Sous prétexte de nous faire connaître l'Allemagne, on publie chez nous depuis quelque temps, avec la partialité des sectaires, les attaques dirigées contre la Bible par les adversaires les plus décidés de sa divine autorité; mais on ne nous entretient jamais des réponses faites à ces attaques. Cependant il y a en Allemagne des catholiques aussi bien que des protestants. S'il existe au delà du Rhin des incrédules, on y trouve aussi des croyants.

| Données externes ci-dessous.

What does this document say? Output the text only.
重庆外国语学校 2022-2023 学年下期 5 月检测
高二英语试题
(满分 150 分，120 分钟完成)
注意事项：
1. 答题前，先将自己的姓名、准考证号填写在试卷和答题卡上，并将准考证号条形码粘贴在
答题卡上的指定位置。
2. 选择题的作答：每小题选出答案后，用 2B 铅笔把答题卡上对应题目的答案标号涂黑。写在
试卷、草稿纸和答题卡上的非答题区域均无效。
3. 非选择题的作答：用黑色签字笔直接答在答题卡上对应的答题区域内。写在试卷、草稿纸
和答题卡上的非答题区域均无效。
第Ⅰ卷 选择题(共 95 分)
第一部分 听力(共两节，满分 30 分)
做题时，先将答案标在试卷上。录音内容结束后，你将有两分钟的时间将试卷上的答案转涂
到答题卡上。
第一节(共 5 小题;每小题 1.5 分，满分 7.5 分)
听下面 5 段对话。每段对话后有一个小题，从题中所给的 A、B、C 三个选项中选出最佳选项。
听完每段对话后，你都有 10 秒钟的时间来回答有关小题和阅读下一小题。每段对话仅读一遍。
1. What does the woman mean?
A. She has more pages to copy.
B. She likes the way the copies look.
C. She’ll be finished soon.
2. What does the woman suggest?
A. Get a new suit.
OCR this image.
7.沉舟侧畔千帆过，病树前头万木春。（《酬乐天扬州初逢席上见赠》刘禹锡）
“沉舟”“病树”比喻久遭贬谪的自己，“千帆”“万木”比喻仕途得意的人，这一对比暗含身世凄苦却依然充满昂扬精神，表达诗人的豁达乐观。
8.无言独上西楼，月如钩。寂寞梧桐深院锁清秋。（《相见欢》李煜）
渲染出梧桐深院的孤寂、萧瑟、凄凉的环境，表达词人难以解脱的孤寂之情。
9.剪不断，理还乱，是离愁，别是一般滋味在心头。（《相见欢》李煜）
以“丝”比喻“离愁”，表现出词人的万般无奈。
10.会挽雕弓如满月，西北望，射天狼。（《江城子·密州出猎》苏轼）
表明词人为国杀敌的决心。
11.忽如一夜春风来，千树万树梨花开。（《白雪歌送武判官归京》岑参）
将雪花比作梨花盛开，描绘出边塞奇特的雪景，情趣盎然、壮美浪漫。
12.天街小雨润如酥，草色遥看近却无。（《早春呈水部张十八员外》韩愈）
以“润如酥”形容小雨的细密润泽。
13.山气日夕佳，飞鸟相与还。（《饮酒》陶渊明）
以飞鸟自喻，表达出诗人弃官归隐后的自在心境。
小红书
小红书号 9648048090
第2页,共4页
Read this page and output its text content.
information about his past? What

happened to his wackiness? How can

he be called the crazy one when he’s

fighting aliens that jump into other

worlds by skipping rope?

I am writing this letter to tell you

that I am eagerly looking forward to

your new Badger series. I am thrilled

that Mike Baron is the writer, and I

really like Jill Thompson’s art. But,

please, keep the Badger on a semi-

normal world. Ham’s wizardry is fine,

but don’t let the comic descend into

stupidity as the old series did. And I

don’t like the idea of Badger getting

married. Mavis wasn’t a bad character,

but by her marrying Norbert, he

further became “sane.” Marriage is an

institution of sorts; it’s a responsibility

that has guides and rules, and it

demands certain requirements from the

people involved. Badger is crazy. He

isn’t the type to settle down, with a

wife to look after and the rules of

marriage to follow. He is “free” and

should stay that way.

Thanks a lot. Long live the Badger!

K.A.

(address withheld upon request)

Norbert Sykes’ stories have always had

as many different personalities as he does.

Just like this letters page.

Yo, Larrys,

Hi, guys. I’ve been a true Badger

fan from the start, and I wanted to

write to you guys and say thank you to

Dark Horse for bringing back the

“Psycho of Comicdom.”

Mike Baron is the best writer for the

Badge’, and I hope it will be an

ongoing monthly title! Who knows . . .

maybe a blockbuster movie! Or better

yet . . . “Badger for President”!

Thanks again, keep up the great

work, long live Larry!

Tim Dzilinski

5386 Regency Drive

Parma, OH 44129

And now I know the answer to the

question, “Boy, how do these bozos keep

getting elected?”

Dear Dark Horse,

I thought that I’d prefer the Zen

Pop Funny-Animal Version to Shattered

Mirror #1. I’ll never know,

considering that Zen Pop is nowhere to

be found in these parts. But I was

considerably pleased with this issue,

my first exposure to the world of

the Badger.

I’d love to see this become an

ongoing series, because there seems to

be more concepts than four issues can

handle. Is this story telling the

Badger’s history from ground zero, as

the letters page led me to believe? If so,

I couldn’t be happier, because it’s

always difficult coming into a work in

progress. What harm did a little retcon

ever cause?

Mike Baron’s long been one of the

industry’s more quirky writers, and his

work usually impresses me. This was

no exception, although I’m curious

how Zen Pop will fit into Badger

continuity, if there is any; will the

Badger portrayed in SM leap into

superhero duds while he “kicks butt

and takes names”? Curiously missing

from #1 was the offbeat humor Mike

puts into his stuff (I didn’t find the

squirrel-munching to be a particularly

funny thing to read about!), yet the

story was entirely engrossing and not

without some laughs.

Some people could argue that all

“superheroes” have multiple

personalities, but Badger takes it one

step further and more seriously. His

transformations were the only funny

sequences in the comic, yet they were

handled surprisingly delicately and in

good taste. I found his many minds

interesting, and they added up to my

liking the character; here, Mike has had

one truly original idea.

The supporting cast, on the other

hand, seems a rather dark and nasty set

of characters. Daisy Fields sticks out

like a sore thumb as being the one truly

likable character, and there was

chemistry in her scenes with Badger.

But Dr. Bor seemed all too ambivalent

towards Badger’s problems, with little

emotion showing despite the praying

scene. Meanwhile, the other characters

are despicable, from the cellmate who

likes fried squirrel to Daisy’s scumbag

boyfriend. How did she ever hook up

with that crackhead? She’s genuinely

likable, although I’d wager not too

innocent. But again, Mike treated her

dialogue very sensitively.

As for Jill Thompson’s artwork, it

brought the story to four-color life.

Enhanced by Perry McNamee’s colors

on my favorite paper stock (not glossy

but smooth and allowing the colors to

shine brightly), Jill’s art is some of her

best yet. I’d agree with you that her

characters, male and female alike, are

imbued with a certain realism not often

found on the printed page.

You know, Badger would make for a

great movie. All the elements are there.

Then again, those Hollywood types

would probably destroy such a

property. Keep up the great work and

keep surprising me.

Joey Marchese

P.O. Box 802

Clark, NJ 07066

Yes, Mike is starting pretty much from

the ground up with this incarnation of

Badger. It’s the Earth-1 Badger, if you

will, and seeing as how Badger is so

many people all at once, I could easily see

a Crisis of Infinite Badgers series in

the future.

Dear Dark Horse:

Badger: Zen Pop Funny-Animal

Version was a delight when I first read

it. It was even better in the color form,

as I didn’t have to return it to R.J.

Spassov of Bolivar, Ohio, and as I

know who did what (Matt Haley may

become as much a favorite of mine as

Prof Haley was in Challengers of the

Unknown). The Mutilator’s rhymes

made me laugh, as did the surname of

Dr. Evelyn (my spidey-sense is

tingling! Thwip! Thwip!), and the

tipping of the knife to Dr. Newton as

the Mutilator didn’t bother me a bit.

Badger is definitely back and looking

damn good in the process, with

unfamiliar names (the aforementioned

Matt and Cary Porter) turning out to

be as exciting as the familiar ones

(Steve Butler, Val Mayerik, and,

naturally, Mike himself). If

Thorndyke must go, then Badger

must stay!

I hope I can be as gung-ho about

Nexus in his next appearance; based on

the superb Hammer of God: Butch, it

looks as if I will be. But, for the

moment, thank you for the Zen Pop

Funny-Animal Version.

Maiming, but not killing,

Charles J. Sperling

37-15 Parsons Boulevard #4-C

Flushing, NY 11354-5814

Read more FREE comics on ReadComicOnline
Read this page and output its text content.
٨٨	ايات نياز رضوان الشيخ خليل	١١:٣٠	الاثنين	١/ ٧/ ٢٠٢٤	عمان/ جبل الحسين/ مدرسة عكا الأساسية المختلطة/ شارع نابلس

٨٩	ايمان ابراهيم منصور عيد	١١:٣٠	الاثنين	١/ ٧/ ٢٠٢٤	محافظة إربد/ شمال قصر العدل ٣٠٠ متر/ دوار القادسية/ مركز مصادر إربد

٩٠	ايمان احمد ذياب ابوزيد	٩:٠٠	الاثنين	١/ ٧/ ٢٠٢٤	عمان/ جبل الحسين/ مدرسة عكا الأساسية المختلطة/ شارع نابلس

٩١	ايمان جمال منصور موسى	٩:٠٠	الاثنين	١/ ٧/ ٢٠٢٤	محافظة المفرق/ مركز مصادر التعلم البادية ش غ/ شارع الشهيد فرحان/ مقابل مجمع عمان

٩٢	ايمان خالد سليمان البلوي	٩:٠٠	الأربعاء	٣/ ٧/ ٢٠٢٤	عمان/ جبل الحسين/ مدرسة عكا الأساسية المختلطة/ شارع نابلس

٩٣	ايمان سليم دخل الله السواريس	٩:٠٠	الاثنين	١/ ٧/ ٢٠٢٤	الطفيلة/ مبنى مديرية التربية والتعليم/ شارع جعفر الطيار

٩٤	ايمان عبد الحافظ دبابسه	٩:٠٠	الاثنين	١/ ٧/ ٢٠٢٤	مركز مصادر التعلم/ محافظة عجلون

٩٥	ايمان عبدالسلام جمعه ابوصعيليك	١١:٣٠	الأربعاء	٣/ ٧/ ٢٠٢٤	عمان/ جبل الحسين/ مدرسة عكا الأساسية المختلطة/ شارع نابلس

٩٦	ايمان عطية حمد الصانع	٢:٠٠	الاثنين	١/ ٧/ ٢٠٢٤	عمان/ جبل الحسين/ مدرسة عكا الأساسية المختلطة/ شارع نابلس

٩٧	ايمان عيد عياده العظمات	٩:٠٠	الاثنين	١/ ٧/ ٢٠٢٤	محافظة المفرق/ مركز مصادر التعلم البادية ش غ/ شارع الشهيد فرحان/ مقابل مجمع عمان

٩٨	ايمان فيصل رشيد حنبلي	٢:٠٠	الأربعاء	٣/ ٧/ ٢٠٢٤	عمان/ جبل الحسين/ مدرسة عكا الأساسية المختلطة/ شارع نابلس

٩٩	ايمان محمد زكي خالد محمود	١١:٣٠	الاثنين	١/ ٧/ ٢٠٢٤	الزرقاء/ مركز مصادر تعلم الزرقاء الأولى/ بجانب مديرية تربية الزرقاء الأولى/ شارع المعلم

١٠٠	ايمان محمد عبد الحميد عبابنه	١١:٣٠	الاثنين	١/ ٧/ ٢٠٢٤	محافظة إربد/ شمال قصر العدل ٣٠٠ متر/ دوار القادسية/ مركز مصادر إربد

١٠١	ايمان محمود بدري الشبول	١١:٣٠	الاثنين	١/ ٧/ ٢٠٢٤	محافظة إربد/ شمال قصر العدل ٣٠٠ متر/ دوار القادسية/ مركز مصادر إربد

Comment se fait-il que dans une Revue qui ne s'appelle ni Revue de Tubingue, ni Revue de Zurich ou d'Heidelberg, mais bien Revue germanique, il soit, quand il s'agit du Nouveau Testament, sans cesse question de ces universités et si rarement ou même nullement des autres? Les universités catholiques, manquant à tous leurs devoirs, resteraient-elles muettes devant leurs sœurs rivales? Les professeurs orthodoxes ne répondent-ils point aux professeurs incrédules?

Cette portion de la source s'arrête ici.